Background: Previous studies, largely based on chart reviews with small sample sizes, have demonstrated that infectious diseases (ID) specialists positively impact patient outcomes. We investigated how ID specialists impact mortality, utilization, and costs using a large claims dataset.
Methods: We used administrative fee-for-service Medicare claims to identify beneficiaries hospitalized from 2008 to 2009 with at least 1 of 11 infections. There were 101 991 stays with and 170 336 stays without ID interventions. Cohorts were propensity score matched for patient demographics, comorbidities, and hospital characteristics. Regression models compared ID versus non-ID intervention and early versus late ID intervention. Risk-adjusted outcomes included hospital and intensive care unit (ICU) length of stay (LOS), mortality, readmissions, hospital charges, and Medicare payments.

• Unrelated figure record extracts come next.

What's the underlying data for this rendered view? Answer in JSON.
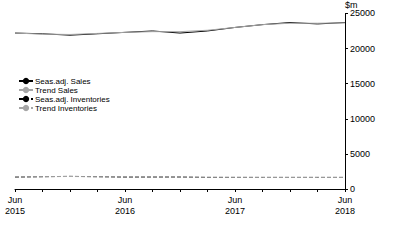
{
  "chart_data": {
    "type": "line",
    "categories": [
      "Jun 2015",
      null,
      null,
      null,
      "Jun 2016",
      null,
      null,
      null,
      "Jun 2017",
      null,
      null,
      null,
      "Jun 2018"
    ],
    "y_label": "$m",
    "ylim": [
      0,
      25000
    ],
    "yticks": [
      0,
      5000,
      10000,
      15000,
      20000,
      25000
    ],
    "grid": false,
    "legend": "left",
    "series": [
      {
        "name": "Seas.adj. Sales",
        "color": "#000000",
        "line_style": "solid",
        "values": [
          22200,
          22100,
          21900,
          22100,
          22300,
          22500,
          22200,
          22500,
          23000,
          23400,
          23700,
          23500,
          23700
        ]
      },
      {
        "name": "Trend Sales",
        "color": "#a6a6a6",
        "line_style": "solid",
        "values": [
          22200,
          22050,
          22000,
          22150,
          22300,
          22400,
          22400,
          22600,
          23000,
          23400,
          23600,
          23600,
          23650
        ]
      },
      {
        "name": "Seas.adj. Inventories",
        "color": "#000000",
        "line_style": "dashed",
        "values": [
          1700,
          1750,
          1800,
          1750,
          1700,
          1700,
          1700,
          1650,
          1650,
          1650,
          1650,
          1650,
          1650
        ]
      },
      {
        "name": "Trend Inventories",
        "color": "#a6a6a6",
        "line_style": "dashed",
        "values": [
          1720,
          1760,
          1780,
          1750,
          1720,
          1700,
          1690,
          1670,
          1660,
          1650,
          1650,
          1650,
          1650
        ]
      }
    ]
  }
}
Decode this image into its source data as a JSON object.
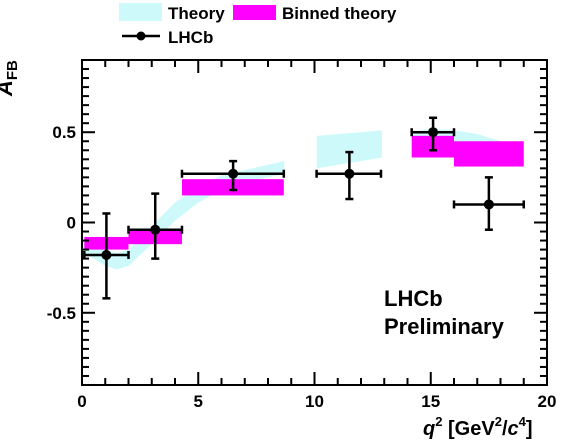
{
  "chart_data": {
    "type": "scatter",
    "ylabel": "A",
    "ylabel_sub": "FB",
    "xlabel_parts": {
      "q": "q",
      "q_sup": "2",
      "open": " [GeV",
      "gev_sup": "2",
      "slash": "/",
      "c": "c",
      "c_sup": "4",
      "close": "]"
    },
    "xlim": [
      0,
      20
    ],
    "ylim": [
      -0.9,
      0.9
    ],
    "x_ticks": [
      {
        "value": 0,
        "label": "0"
      },
      {
        "value": 5,
        "label": "5"
      },
      {
        "value": 10,
        "label": "10"
      },
      {
        "value": 15,
        "label": "15"
      },
      {
        "value": 20,
        "label": "20"
      }
    ],
    "y_ticks": [
      {
        "value": -0.5,
        "label": "-0.5"
      },
      {
        "value": 0,
        "label": "0"
      },
      {
        "value": 0.5,
        "label": "0.5"
      }
    ],
    "legend": {
      "theory": "Theory",
      "binned": "Binned theory",
      "data": "LHCb"
    },
    "annotation": [
      "LHCb",
      "Preliminary"
    ],
    "colors": {
      "theory": "#cdf9fb",
      "binned": "#ff00ff",
      "data": "#000000"
    },
    "theory_band": [
      {
        "x": 0.0,
        "lo": -0.16,
        "hi": -0.1
      },
      {
        "x": 1.0,
        "lo": -0.24,
        "hi": -0.15
      },
      {
        "x": 1.5,
        "lo": -0.26,
        "hi": -0.17
      },
      {
        "x": 2.0,
        "lo": -0.24,
        "hi": -0.15
      },
      {
        "x": 3.0,
        "lo": -0.12,
        "hi": -0.02
      },
      {
        "x": 4.0,
        "lo": 0.01,
        "hi": 0.11
      },
      {
        "x": 5.0,
        "lo": 0.11,
        "hi": 0.2
      },
      {
        "x": 6.0,
        "lo": 0.18,
        "hi": 0.26
      },
      {
        "x": 7.0,
        "lo": 0.22,
        "hi": 0.29
      },
      {
        "x": 8.0,
        "lo": 0.25,
        "hi": 0.32
      },
      {
        "x": 8.7,
        "lo": 0.27,
        "hi": 0.34
      },
      {
        "x": 10.1,
        "lo": 0.3,
        "hi": 0.48
      },
      {
        "x": 11.0,
        "lo": 0.32,
        "hi": 0.49
      },
      {
        "x": 12.0,
        "lo": 0.34,
        "hi": 0.5
      },
      {
        "x": 12.9,
        "lo": 0.36,
        "hi": 0.51
      },
      {
        "x": 14.2,
        "lo": 0.4,
        "hi": 0.5
      },
      {
        "x": 15.0,
        "lo": 0.41,
        "hi": 0.52
      },
      {
        "x": 16.0,
        "lo": 0.4,
        "hi": 0.51
      },
      {
        "x": 17.0,
        "lo": 0.37,
        "hi": 0.49
      },
      {
        "x": 18.0,
        "lo": 0.34,
        "hi": 0.45
      },
      {
        "x": 19.0,
        "lo": 0.31,
        "hi": 0.4
      }
    ],
    "binned_theory": [
      {
        "x0": 0.1,
        "x1": 2.0,
        "y0": -0.15,
        "y1": -0.08
      },
      {
        "x0": 2.0,
        "x1": 4.3,
        "y0": -0.12,
        "y1": -0.04
      },
      {
        "x0": 4.3,
        "x1": 8.68,
        "y0": 0.15,
        "y1": 0.24
      },
      {
        "x0": 14.18,
        "x1": 16.0,
        "y0": 0.36,
        "y1": 0.48
      },
      {
        "x0": 16.0,
        "x1": 19.0,
        "y0": 0.31,
        "y1": 0.45
      }
    ],
    "data_points": [
      {
        "x": 1.05,
        "y": -0.18,
        "xlo": 0.1,
        "xhi": 2.0,
        "ylo": -0.42,
        "yhi": 0.05
      },
      {
        "x": 3.15,
        "y": -0.04,
        "xlo": 2.0,
        "xhi": 4.3,
        "ylo": -0.2,
        "yhi": 0.16
      },
      {
        "x": 6.5,
        "y": 0.27,
        "xlo": 4.3,
        "xhi": 8.68,
        "ylo": 0.18,
        "yhi": 0.34
      },
      {
        "x": 11.5,
        "y": 0.27,
        "xlo": 10.09,
        "xhi": 12.86,
        "ylo": 0.13,
        "yhi": 0.39
      },
      {
        "x": 15.1,
        "y": 0.5,
        "xlo": 14.18,
        "xhi": 16.0,
        "ylo": 0.4,
        "yhi": 0.58
      },
      {
        "x": 17.5,
        "y": 0.1,
        "xlo": 16.0,
        "xhi": 19.0,
        "ylo": -0.04,
        "yhi": 0.25
      }
    ]
  }
}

Results: The ID intervention cohort demonstrated significantly lower mortality (odds ratio [OR], 0.87; 95% confidence interval [CI], .83 to .91) and readmissions (OR, 0.96; 95% CI, .93 to .99) than the non-ID intervention cohort. Medicare charges and payments were not significantly different; the ID intervention cohort ICU LOS was 3.7% shorter (95% CI, -5.5% to -1.9%). Patients receiving ID intervention within 2 days of admission had significantly lower 30-day mortality and readmission, hospital and ICU length of stay, and Medicare charges and payments compared with patients receiving later ID interventions.
Conclusions: ID interventions are associated with improved patient outcomes. Early ID interventions are also associated with reduced costs for Medicare beneficiaries with select infections.
Keywords: ID specialists; costs; infectious diseases; patient outcomes; utilization.